Marked prisoners

A group of 200 perfect logicians are taken prisoner. Each has either an X or an O marked on their forehead. They can all see each other, and the marks on the others’ foreheads. They have no way of seeing the mark on their own forehead. They are no allowed any communication between each other at all, on pain of death.

It happens that 100 of the prisoners have the X mark and the other 100 have the O mark. However, none of them know exactly how many people have the X mark and how many people have the O mark.

Each night, at midnight, any prisoner who can correctly determine the mark on their forehead may leave. They know their marks are either X or O.

One day a guard being careless and was accidentally heard saying: “I can see someone with an X mark on their forehead”

He is quickly disciplined, but everyone heard what he said.

Who leaves the prison, and on what night?

On the 100th day, all 100 prisoners with an X mark will leave. On the day after 101st day, the 100 remaining prisoners with the O mark will leave.

Proof

In the case of one prisoner with the X mark, he looks around and sees that no one else has an X. Thus he is the only one the guard could be referring to.
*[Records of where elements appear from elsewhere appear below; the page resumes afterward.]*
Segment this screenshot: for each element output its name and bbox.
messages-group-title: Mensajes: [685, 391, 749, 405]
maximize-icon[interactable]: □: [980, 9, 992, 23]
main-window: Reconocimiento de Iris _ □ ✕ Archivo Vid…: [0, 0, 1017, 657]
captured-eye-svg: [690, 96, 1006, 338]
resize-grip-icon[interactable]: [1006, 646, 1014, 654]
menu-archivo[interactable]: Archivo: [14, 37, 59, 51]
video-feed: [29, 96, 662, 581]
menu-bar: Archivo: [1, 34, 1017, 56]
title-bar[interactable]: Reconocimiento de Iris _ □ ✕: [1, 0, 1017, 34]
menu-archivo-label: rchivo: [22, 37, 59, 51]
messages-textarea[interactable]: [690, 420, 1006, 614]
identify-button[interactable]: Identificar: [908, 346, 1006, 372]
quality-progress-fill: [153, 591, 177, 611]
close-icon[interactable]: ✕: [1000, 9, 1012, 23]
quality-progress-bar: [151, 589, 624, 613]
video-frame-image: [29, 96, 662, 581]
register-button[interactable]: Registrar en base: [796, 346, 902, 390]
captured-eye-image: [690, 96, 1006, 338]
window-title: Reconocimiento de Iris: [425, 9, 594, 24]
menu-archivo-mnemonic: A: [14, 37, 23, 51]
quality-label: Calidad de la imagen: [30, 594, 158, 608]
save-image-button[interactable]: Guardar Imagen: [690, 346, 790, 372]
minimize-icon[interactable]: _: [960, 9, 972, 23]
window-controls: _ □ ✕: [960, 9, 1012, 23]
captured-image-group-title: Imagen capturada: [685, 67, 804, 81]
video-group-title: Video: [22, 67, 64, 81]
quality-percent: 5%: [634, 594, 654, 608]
Thus we have:

Theorem 1: If there is only one prisoner with an X mark, he leaves on the first night.

Let us set up the hypothesis that:

Hypothesis 1: If there are \(n\) prisoners with the X mark, nothing will happen for the first \((n-1)\) nights, then they will all leave on the \(n\)th night.

If there are \((n+1)\) prisoners with the X mark, then they all see \(n\) other prisoners with the X mark. Thus they can all deduce that there must be either \(n\) or \((n+1)\) prisoners with the X mark.

If we assume Hypothesis 1, then on the first \(n\) nights nothing will happen. After the \(n\)th night they will be determine that there can not be exactly \(n\) prisoners with the X mark. Hence they can all deduce that they each have an X mark and they will all leave on the next night, the \((n+1)\)th night. Thus we have:

Theorem 2: If Hypothesis 1 is true for a given \(n\) then it is also true for the case \((n+1)\).

We can see that Hypothesis 1 is true for the case \(n = 1\) by Theorem 1. Then using induction with Theorem 2 we can see that Hypothesis 1 is true for all \(n \ge 1\).

In our problem, we have the case where \(n = 100\) thus all the prisoners with the X mark will leave on the 100th day. The prisoners with the O mark will see them leave and can deduce that they do not have an X. Since O is the only other option they will leave on the next day, the 101st day.

Extra Consideration

What is the piece of information that the guard provides that each prisoner did not already know?

Each prisoner already knew that there was at least one X marked prisoner. They also all knew they everyone else knew, and they everyone knew that everyone knew. However this does not continue indefinitely.

In our problem, everyone knew that there were at least 99 X marked prisoners. But when we get to meta-knowledge, we can only say that everyone knew that everyone knew that there are at least 98 X marked prisoners. Continuing further, our strongest statement of meta-meta-knowledge is that, everyone knew that everyone knew that everyone knew that there are at least 97 X marked prisoners.

This continues until we can’t say anything about the number X marked prisoners.

When the informer speaks, the fact that there is at least 1 X marked prisoner becomes common knowledge. Importantly, now everyone knows that everyone knows that there is at least X marked prisoner. And everyone knows that everyone knows that everyone knows… and so on indefinitely. Sufficiently deep in this meta-knowledge, this adds new information. This is known as Common knowledge.

Made famous as xkcd’s Blue Eyes puzzle (solution).